The following guidelines are provided for each dose level:

  1. 1.

    If 0/4 patients are observed with DLTs, then escalate the dose level.

  2. 2.

    If 1/4 patients are observed with DLTs, then stay on the same level and enroll 4 more patients:

    1. (a)

      If 1/8 patients are observed with DLTs, then escalate the dose level.

    2. (b)

      If 2/8 patients are observed with DLTs, then SRC is unblinded to treatment:

      • If there are ≥1 DLTs in placebo group, then escalate the dose level.

      • If both DLTs are in treatment group, then stop the trial and choose the previous dose level as MTD.

  3. 3.

    If 2/4 patients are observed with DLTs, then SRC is unblinded to treatment:

    1. (a)

      If there is 1 DLT in treatment group, then stay on the same level and enroll 4 more patients:

      • If 1/8 patients are observed with DLTs, then escalate the dose level.

      • If 2/8 patients are observed with DLTs, then SRC unblinded to treatment:

        • If there is 1 DLT in placebo group, then escalate the dose level.

        • If both DLTs are in treatment group, then stop the trial and choose the previous dose level as MTD.

    2. (b)

      If there are two DLTs in treatment group, then stop the trial and choose the previous dose level as MTD.

  4. 4.

    If 3/4 patients are observed with DLTs, then the trial stops and the previous dose level is defined as the MTD.

This design is perhaps applicable to the studies where it is difficult to ascertain the difference between adverse events related to the investigational agent and adverse events that are expected due to the underlying disease. In this scenario, the placebo group can help increase the probability to escalate the dose level. This idea can also be borrowed into oncology studies by replacing the placebo group with a control group of the other lines of therapy if efficacy is a secondary objective in Phase I.

4.6 Conclusions

While there is great interest and enthusiasm about model-based study designs, over the past decade, the rule-based designs, like the traditional 3 + 3 design and newer rolling six study design, are still the most commonly used in pediatric oncology trials. As noted above, these study designs are easy to execute since the rules about dose escalation and de-escalation are a priori defined in the protocol based on observed DLTs.

Model-based designs have significant advantages on reducing numbers of study patients and shortening study durations. However, they require significant involvement of statisticians for the development of the study design, for monitoring of the study, and in dose escalation/de-escalation decisions. Model-based designs are also operationally complicated, due to a requirement for repeated model fitting, conceptual and computational complexity, and nontransparent approach to decision-making.

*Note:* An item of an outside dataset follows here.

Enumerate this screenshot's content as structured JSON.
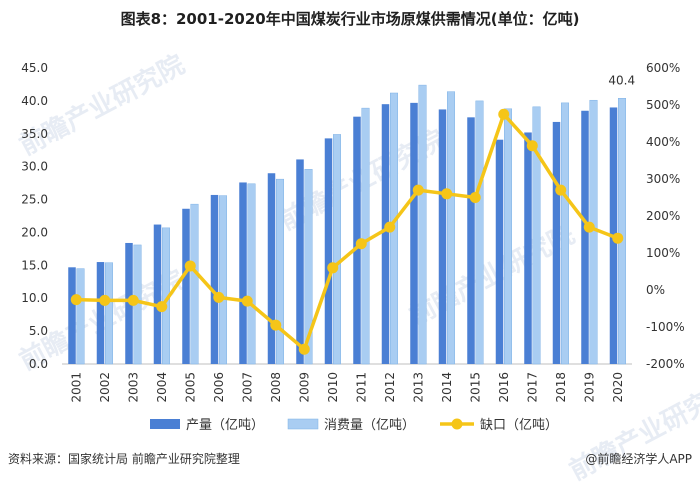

The model-assisted designs combine the superior performance of model-based designs with the simplicity of algorithm-based designs. They offer more flexible approaches to patient enrollment while retaining clear escalation and de-escalation rules. Because of their good performance and simplicity, model-assisted designs have been increasingly used in practice. In addition, many software and online tools are now available to support the simulation of operating characteristics for both model-based and model-assisted designs. But since model-assisted designs are relatively new, they are not commonly utilized in pediatric oncology trials. In the future, we believe more model-assisted designs will be developed by investigators and biostatisticians and applied to pediatric oncology studies.